One of these companies, Cytrox, was identified by Meta in 2021 as part of the global surveillance-for-hire industry. Meta stated that it believes the company's customers include organizations in Armenia, Colombia, Côte d’Ivoire, Egypt, Germany, Greece, Oman, Saudi Arabia, Vietnam and the Philippines.

Amnesty International previously identified technical infrastructure indicating a presence, in one form or another, in Sudan, Mongolia, Madagascar, Kazakhstan, Egypt, Indonesia, Vietnam and Angola.

Agnès Callamard, Amnesty International’s Secretary General, said in October that the ‘Predator Files’ investigation “shows what we have long feared: that highly invasive surveillance products are being traded on a near industrial scale and are free to operate in the shadows without oversight or any genuine accountability.”

Infrastructure takedown

The announcement comes just one day after the operators took servers offline following reports from Sekoia and Recorded Future about the group’s activities. The Record is an editorially independent unit of Recorded Future.

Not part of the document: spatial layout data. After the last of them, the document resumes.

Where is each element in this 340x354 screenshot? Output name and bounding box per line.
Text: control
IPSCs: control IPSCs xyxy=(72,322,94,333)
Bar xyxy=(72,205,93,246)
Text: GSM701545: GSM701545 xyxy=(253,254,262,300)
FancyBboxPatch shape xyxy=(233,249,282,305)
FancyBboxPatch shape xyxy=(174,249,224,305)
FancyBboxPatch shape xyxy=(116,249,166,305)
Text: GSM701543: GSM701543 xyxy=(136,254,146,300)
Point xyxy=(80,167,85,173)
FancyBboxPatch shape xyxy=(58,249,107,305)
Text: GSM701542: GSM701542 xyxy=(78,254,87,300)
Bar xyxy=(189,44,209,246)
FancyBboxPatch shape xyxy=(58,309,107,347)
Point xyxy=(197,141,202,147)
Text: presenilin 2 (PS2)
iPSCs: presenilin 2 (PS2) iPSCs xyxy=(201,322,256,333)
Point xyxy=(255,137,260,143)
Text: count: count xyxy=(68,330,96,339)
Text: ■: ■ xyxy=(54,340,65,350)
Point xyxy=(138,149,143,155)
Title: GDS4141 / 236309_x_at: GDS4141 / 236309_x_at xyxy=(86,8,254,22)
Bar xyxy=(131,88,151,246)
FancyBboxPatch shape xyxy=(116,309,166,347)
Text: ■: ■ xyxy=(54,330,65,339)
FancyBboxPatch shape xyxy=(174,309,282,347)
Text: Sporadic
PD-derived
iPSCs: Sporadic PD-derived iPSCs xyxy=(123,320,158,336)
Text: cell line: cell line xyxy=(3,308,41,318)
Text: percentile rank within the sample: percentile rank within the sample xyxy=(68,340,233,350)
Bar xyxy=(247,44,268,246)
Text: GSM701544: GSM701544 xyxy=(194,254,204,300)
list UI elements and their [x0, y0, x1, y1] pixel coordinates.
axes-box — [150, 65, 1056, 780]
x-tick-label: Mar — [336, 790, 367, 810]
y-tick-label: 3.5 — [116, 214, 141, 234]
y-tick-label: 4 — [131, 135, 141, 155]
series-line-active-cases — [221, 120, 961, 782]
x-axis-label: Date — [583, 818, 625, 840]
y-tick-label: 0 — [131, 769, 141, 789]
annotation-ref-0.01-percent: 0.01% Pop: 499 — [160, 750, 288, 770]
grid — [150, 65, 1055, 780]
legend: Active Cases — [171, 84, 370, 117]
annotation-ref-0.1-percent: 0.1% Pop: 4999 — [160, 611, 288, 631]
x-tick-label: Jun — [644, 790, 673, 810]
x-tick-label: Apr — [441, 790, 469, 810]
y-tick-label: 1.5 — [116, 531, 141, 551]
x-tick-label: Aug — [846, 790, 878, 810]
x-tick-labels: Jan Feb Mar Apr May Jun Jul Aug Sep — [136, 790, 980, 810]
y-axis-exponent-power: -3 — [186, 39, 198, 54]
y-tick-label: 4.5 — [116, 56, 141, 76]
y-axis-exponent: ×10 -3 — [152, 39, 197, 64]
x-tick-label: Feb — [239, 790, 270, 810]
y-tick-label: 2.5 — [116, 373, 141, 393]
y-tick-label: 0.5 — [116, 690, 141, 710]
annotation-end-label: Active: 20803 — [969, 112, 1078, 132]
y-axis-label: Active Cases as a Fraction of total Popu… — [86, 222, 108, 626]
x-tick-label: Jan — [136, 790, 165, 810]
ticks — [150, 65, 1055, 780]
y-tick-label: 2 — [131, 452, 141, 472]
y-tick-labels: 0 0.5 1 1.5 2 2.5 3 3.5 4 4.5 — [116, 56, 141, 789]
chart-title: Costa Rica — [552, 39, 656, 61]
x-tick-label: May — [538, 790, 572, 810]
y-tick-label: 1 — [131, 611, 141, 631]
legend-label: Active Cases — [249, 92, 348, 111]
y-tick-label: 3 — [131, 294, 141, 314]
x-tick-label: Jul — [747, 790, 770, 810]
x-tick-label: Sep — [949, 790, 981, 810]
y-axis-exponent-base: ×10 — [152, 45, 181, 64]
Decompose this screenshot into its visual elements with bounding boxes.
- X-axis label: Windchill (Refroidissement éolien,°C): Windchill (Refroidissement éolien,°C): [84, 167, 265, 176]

By analyzing the domains likely used to deliver the spyware, analysts at Recorded Future’s Insikt Group were able to spot potential Predator customers in Angola, Armenia, Botswana, Egypt, Indonesia, Kazakhstan, Mongolia, Oman, the Philippines, Saudi Arabia and Trinidad and Tobago.

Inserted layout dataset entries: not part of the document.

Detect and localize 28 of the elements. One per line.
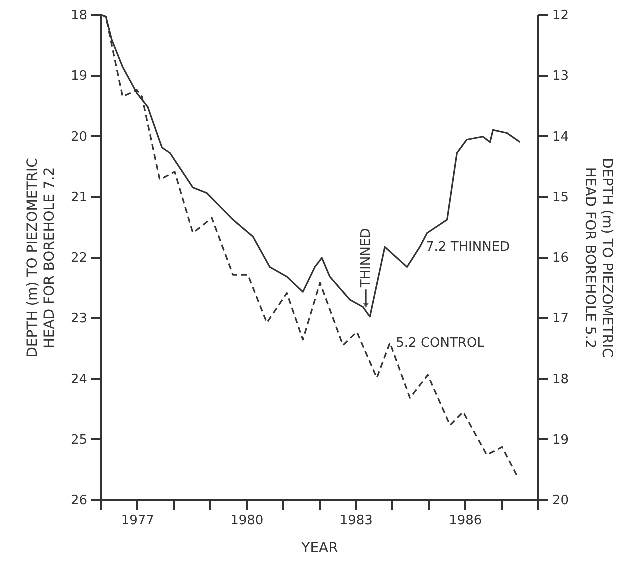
y2-tick-label: 14 (552, 130, 570, 145)
series-label: 7.2 THINNED (426, 240, 510, 256)
x-tick-label: 1980 (230, 514, 264, 528)
y-axis-title: DEPTH (m) TO PIEZOMETRIC HEAD FOR BOREHOLE 7.2 (24, 158, 58, 358)
y-tick-label: 20 (70, 130, 88, 145)
y-tick-label: 25 (70, 432, 88, 448)
y-tick-label: 18 (70, 8, 88, 24)
y-tick-label: 26 (70, 494, 88, 508)
y-tick-label: 21 (70, 190, 88, 206)
y2-tick-label: 12 (552, 8, 570, 24)
annotation: THINNED (359, 228, 374, 289)
x-axis-title: YEAR (300, 540, 339, 556)
y2-tick-label: 13 (552, 69, 570, 84)
y2-tick-label: 20 (552, 494, 570, 508)
y2-tick-label: 18 (552, 372, 570, 388)
y-tick-label: 23 (70, 312, 88, 327)
y2-tick-label: 15 (552, 190, 570, 206)
y2-tick-label: 16 (552, 251, 570, 266)
y-tick-label: 22 (70, 251, 88, 266)
y2-axis-title: DEPTH (m) TO PIEZOMETRIC HEAD FOR BOREHOLE 5.2 (582, 158, 616, 358)
y-tick-label: 19 (70, 69, 88, 84)
x-tick-label: 1977 (121, 514, 154, 528)
series-label: 5.2 CONTROL (396, 336, 486, 351)
y2-tick-label: 19 (552, 432, 570, 448)
y-tick-label: 24 (70, 372, 88, 388)
x-tick-label: 1986 (449, 514, 482, 528)
x-tick-label: 1983 (340, 514, 373, 528)
y2-tick-label: 17 (552, 312, 570, 327)
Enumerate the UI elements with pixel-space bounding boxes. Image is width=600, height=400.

No Predator customers within Botswana and the Philippines had been identified before Recorded Future’s analysis.

For example, the domains krisha-kz.com and kollesa.com appear to be spoofing a real estate company and an auto sales platform in Kazakhstan. The country's history of using cyber surveillance vendors such as NSO Group, FinFisher and RCS Lab to target activists and politicians further suggests that it is likely a Predator customer. Over half of the domains identified by Insikt Group were linked to Kazakhstan, indicating a potentially heightened level of spyware activity, researchers said.

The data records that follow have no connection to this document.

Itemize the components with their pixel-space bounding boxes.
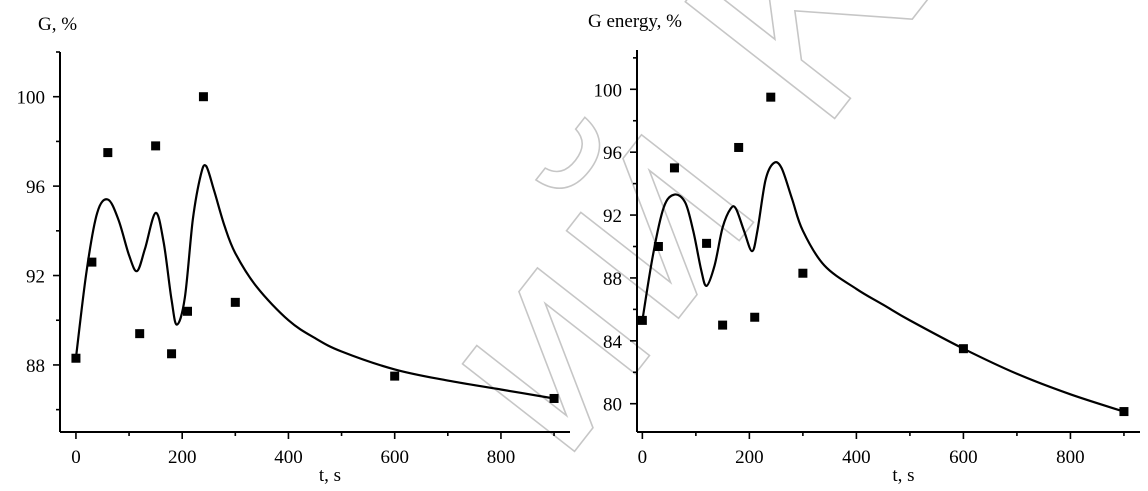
- data-point: [71, 353, 81, 363]
- x-tick-label: 800: [1056, 447, 1085, 468]
- data-point: [766, 92, 776, 102]
- y-axis-title: G energy, %: [588, 11, 682, 32]
- x-tick-label: 800: [487, 447, 516, 468]
- data-point: [167, 349, 177, 359]
- chart-panel-right: 80 84 88 92 96 100 0 200 400 600 800 G energy, % t, …: [588, 11, 1140, 486]
- y-tick-label: 80: [603, 395, 622, 416]
- fit-curve: [74, 163, 555, 400]
- watermark-text: ий КарГ: [371, 0, 1148, 491]
- x-tick-label: 600: [949, 447, 978, 468]
- y-tick-label: 96: [26, 177, 45, 198]
- x-tick-label: 0: [638, 447, 648, 468]
- data-point: [718, 320, 728, 330]
- data-point: [390, 371, 400, 381]
- y-tick-label: 84: [603, 332, 623, 353]
- y-tick-label: 96: [603, 143, 622, 164]
- x-tick-label: 200: [168, 447, 197, 468]
- y-tick-label: 100: [594, 80, 623, 101]
- data-point: [637, 315, 647, 325]
- data-point: [750, 312, 760, 322]
- chart-panel-left: 88 92 96 100 0 200 400 600 800 G, % t, s: [17, 14, 570, 486]
- x-axis-title: t, s: [319, 465, 341, 486]
- data-point: [798, 268, 808, 278]
- x-tick-label: 600: [380, 447, 409, 468]
- data-point: [135, 329, 145, 339]
- y-tick-label: 92: [603, 206, 622, 227]
- y-tick-label: 88: [603, 269, 622, 290]
- data-point: [734, 142, 744, 152]
- data-point: [230, 297, 240, 307]
- y-axis-title: G, %: [38, 14, 77, 35]
- x-tick-label: 0: [71, 447, 81, 468]
- x-tick-label: 400: [274, 447, 303, 468]
- x-axis-title: t, s: [892, 465, 914, 486]
- data-point: [702, 238, 712, 248]
- fit-curve: [641, 161, 1125, 413]
- y-tick-label: 100: [17, 88, 46, 109]
- data-point: [87, 257, 97, 267]
- data-point: [183, 306, 192, 316]
- y-tick-label: 92: [26, 267, 45, 288]
- data-point: [151, 141, 161, 151]
- y-tick-label: 88: [26, 356, 45, 377]
- data-point: [669, 163, 679, 173]
- x-tick-label: 200: [735, 447, 764, 468]
- data-point: [549, 393, 559, 403]
- data-point: [958, 344, 968, 354]
- data-point: [1119, 407, 1129, 417]
- data-point: [198, 92, 208, 102]
- x-tick-label: 400: [842, 447, 871, 468]
- data-point: [103, 148, 113, 158]
- data-point: [653, 242, 663, 252]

Senior administration officials tied the sanctions on Tuesday to several efforts by the U.S. government to address the proliferation of spyware tools and commercial entities selling vulnerabilities to oppressive governments.

In February, Secretary of State Antony Blinken announced a new policy where the U.S. will restrict visas for people involved in the misuse of commercial spyware.

The policy, which also applies to spouses and children, was targeted at those “believed to facilitate or derive financial benefit from the misuse of commercial spyware” and who are involved in “developing, directing, or operationally controlling companies that furnish technologies such as commercial spyware to governments, or those acting on behalf of governments, that engage in activities.”

The latest action against Intellexa was launched in advance of the third Summit for Democracy, which will take place in Seoul on March 18.

Senior administration officials declined to discuss specific instances where Intellexa’s products were used but said the company and others like it pose a “fundamental national security and foreign policy” threat to the U.S. government, personnel and others.

The Israeli spyware companies NSO Group and Candiru were previously added to the Commerce Department’s entity list in November 2021.